Listen — Fibich: Vivo e grazioso (Symphony No 3 in E minor)
(track 3, 4:57-5:49) © 2020 Naxos Rights (Europe) Ltd :
The final movement is a little darker and considerably more dramatic than the opening movement, but is never gloomy, and any areas of darkness quickly give way to joyous optimism. This is a masterful movement in so many ways, especially in the combination of darker and lighter ideas to emerge as something that is strong and optimistic. In this movement I can hear echoes of the spirit of Smetana, more so than in other movements.
Listen — Fibich: Allegro maestoso (Symphony No 3 in E minor)
(track 4, 6:00-6:40) © 2020 Naxos Rights (Europe) Ltd :
The remaining tracks are drawn from three of Fibich's most important operas.
The first one, the overture to Šárka, a subject dating back to a fourteenth century legend which was the inspiration for Smetana's Ma Vlast and an early opera by Janáček. This overture is dark right from the beginning and retains a tragic character throughout. It is a direct contrast to the symphony and reveals that the composer can write darker and more dramatic music when the subject required it. In the centre of the overture there is a lovely interlude, first played on cor anglais, but later taken up by flutes, clarinets,horns and oboe before the darkness resumes.
Listen — Fibich: Šárka Overture
(track 5, 4:35-5:19) © 2020 Naxos Rights (Europe) Ltd :
The overture to Act III of Bouře (The Tempest) is inspired by Shakespeare's play and is a delightful, charming piece, beautifully orchestrated. There are moments of contrast when the mood takes on a slightly darker hue, but these are soon dispelled.
Listen — Fibich: Overture (Bouře Act III)
(track 6, 3:59-4:48) © 2020 Naxos Rights (Europe) Ltd :
The final work here is the funeral music from the third act of the opera Nevěsta messinská (The Bride of Messina) which Fibich produced about ten years earlier. Suitably dark in places, it builds in emotional power and then has a more noble section before the darkness resumes.
Listen — Fibich: Funeral March (Nevěsta messinská Act III)

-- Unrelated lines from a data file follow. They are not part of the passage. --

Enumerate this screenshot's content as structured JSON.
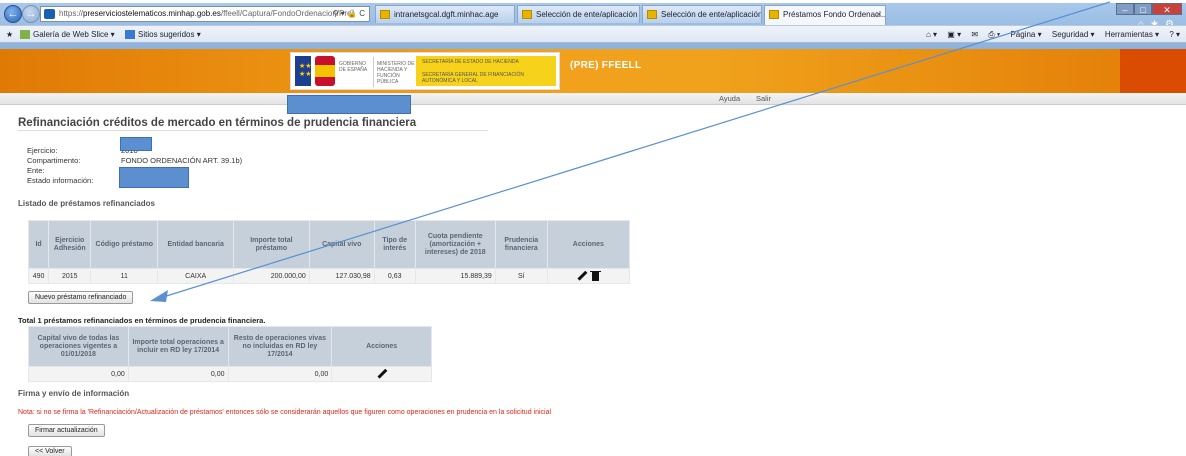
{
  "browser": {
    "url_prefix": "https://",
    "url_host": "preserviciostelematicos.minhap.gob.es",
    "url_path": "/ffeell/Captura/FondoOrdenacion/Prer",
    "tabs": [
      {
        "label": "intranetsgcal.dgft.minhac.age"
      },
      {
        "label": "Selección de ente/aplicación - ..."
      },
      {
        "label": "Selección de ente/aplicación - ..."
      },
      {
        "label": "Préstamos Fondo Ordenaci..."
      }
    ],
    "favorites": [
      "Galería de Web Slice ▾",
      "Sitios sugeridos ▾"
    ],
    "commands": [
      "Página ▾",
      "Seguridad ▾",
      "Herramientas ▾"
    ]
  },
  "banner": {
    "site_title": "(PRE) FFEELL",
    "logo_gov": "Gobierno de España",
    "logo_ministry": "Ministerio de Hacienda y Función Pública",
    "logo_secretaria": "Secretaría de Estado de Hacienda",
    "logo_secretaria_2": "Secretaría General de Financiación Autonómica y Local"
  },
  "menu": {
    "help": "Ayuda",
    "exit": "Salir"
  },
  "page": {
    "title": "Refinanciación créditos de mercado en términos de prudencia financiera",
    "info": {
      "ejercicio_label": "Ejercicio:",
      "ejercicio_value": "2018",
      "compartimento_label": "Compartimento:",
      "compartimento_value": "FONDO ORDENACIÓN ART. 39.1b)",
      "ente_label": "Ente:",
      "estado_label": "Estado información:"
    },
    "list_section_title": "Listado de préstamos refinanciados",
    "loans_table": {
      "headers": [
        "Id",
        "Ejercicio Adhesión",
        "Código préstamo",
        "Entidad bancaria",
        "Importe total préstamo",
        "Capital vivo",
        "Tipo de interés",
        "Cuota pendiente (amortización + intereses) de 2018",
        "Prudencia financiera",
        "Acciones"
      ],
      "rows": [
        [
          "490",
          "2015",
          "11",
          "CAIXA",
          "200.000,00",
          "127.030,98",
          "0,63",
          "15.889,39",
          "Sí"
        ]
      ]
    },
    "new_loan_button": "Nuevo préstamo refinanciado",
    "total_text": "Total 1 préstamos refinanciados en términos de prudencia financiera.",
    "summary_table": {
      "headers": [
        "Capital vivo de todas las operaciones vigentes a 01/01/2018",
        "Importe total operaciones a incluir en RD ley 17/2014",
        "Resto de operaciones vivas no incluidas en RD ley 17/2014",
        "Acciones"
      ],
      "row": [
        "0,00",
        "0,00",
        "0,00"
      ]
    },
    "sign_section_title": "Firma y envío de información",
    "note": "Nota: si no se firma la 'Refinanciación/Actualización de préstamos' entonces sólo se considerarán aquellos que figuren como operaciones en prudencia en la solicitud inicial",
    "sign_button": "Firmar actualización",
    "back_button": "<< Volver"
  },
  "colors": {
    "arrow": "#5b8fd0",
    "banner": "#f0a21c",
    "note": "#e0261b"
  }
}
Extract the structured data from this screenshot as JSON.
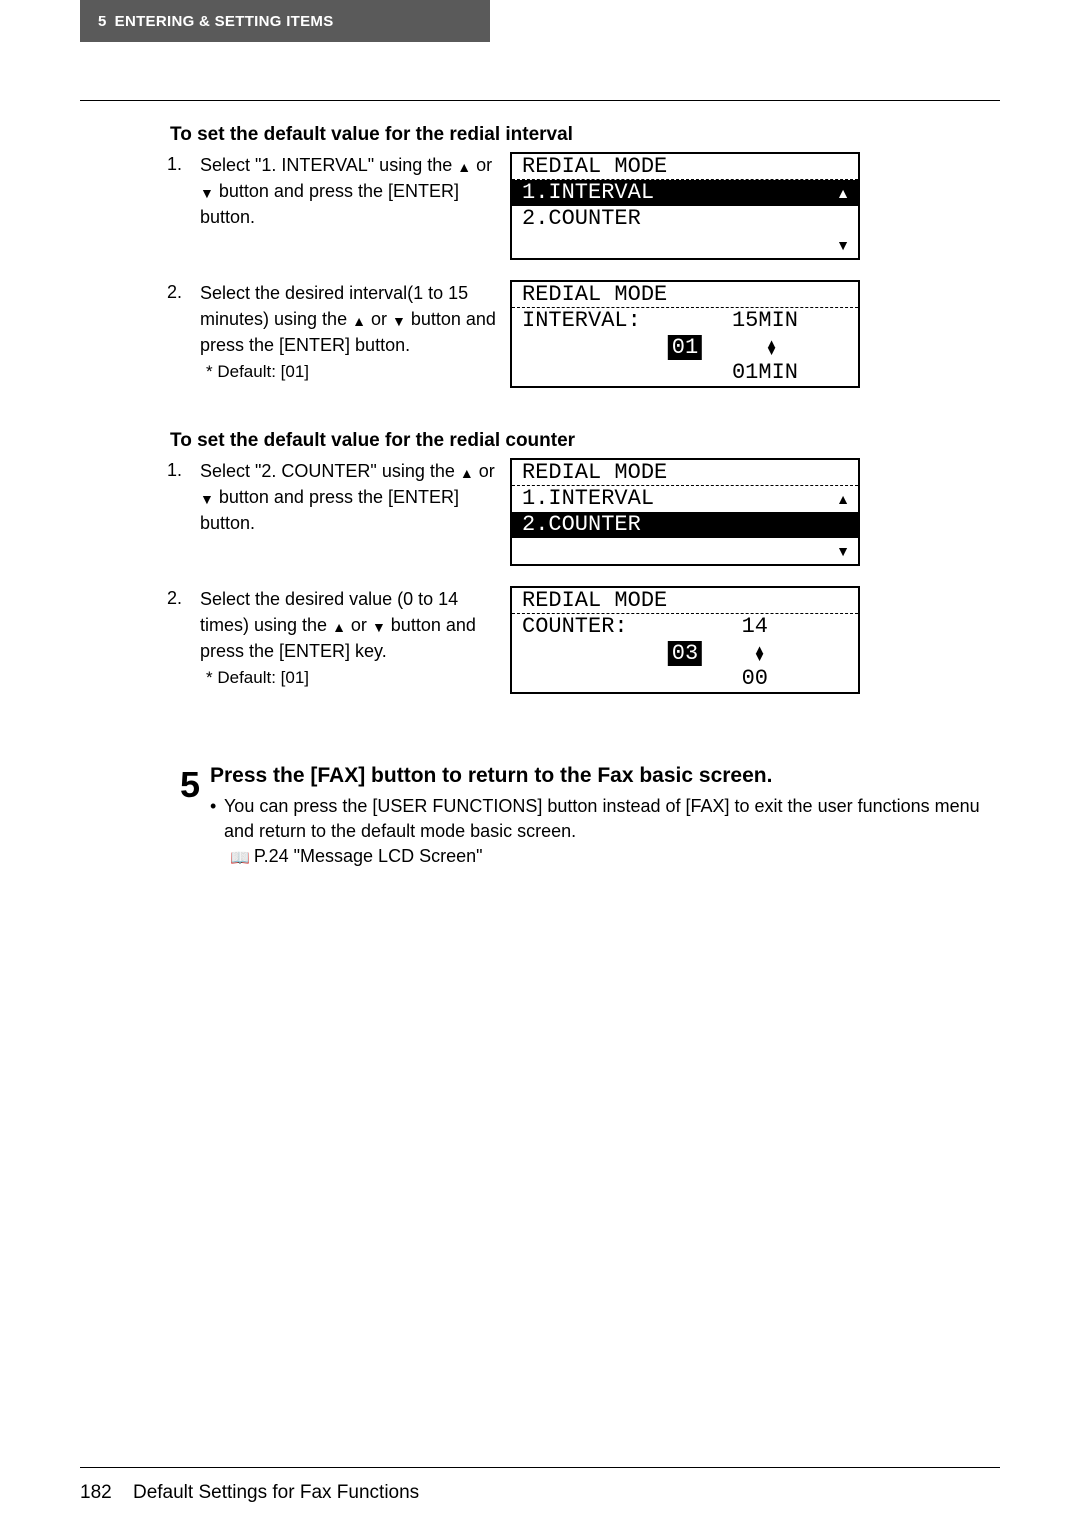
{
  "header": {
    "chapter_num": "5",
    "chapter_title": "ENTERING & SETTING ITEMS"
  },
  "section_interval": {
    "heading": "To set the default value for the redial interval",
    "step1": {
      "num": "1.",
      "text_a": "Select \"1. INTERVAL\" using the ",
      "text_b": " or ",
      "text_c": " button and press the [ENTER] button.",
      "lcd_title": "REDIAL MODE",
      "lcd_item1": "1.INTERVAL",
      "lcd_item2": "2.COUNTER"
    },
    "step2": {
      "num": "2.",
      "text_a": "Select the desired interval(1 to 15 minutes) using the ",
      "text_b": " or ",
      "text_c": " button and press the [ENTER] button.",
      "default_label": "*    Default: [01]",
      "lcd_title": "REDIAL MODE",
      "lcd_label": "INTERVAL:",
      "lcd_max": "15MIN",
      "lcd_val": "01",
      "lcd_min": "01MIN"
    }
  },
  "section_counter": {
    "heading": "To set the default value for the redial counter",
    "step1": {
      "num": "1.",
      "text_a": "Select \"2. COUNTER\" using the ",
      "text_b": " or ",
      "text_c": " button and press the [ENTER] button.",
      "lcd_title": "REDIAL MODE",
      "lcd_item1": "1.INTERVAL",
      "lcd_item2": "2.COUNTER"
    },
    "step2": {
      "num": "2.",
      "text_a": "Select the desired value (0 to 14 times) using the ",
      "text_b": " or ",
      "text_c": " button and press the [ENTER] key.",
      "default_label": "*    Default: [01]",
      "lcd_title": "REDIAL MODE",
      "lcd_label": "COUNTER:",
      "lcd_max": "14",
      "lcd_val": "03",
      "lcd_min": "00"
    }
  },
  "step5": {
    "num": "5",
    "heading": "Press the [FAX] button to return to the Fax basic screen.",
    "bullet": "You can press the [USER FUNCTIONS] button instead of [FAX] to exit the user functions menu and return to the default mode basic screen.",
    "ref": "P.24 \"Message LCD Screen\""
  },
  "footer": {
    "page": "182",
    "title": "Default Settings for Fax Functions"
  }
}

(track 7, 2:10-3:04) © 2020 Naxos Rights (Europe) Ltd :
I hope that there is a revival of Fibich's music, and that the series of discs that this is the culmination of may help lead to this. The Janáček Philharmonic Ostrava is very fine, and the musicians and conductor Marek Štilec obviously enjoy performing these works. I hope that some appreciation and recognition of this fine composer, whose output is not insubstantial, will flow.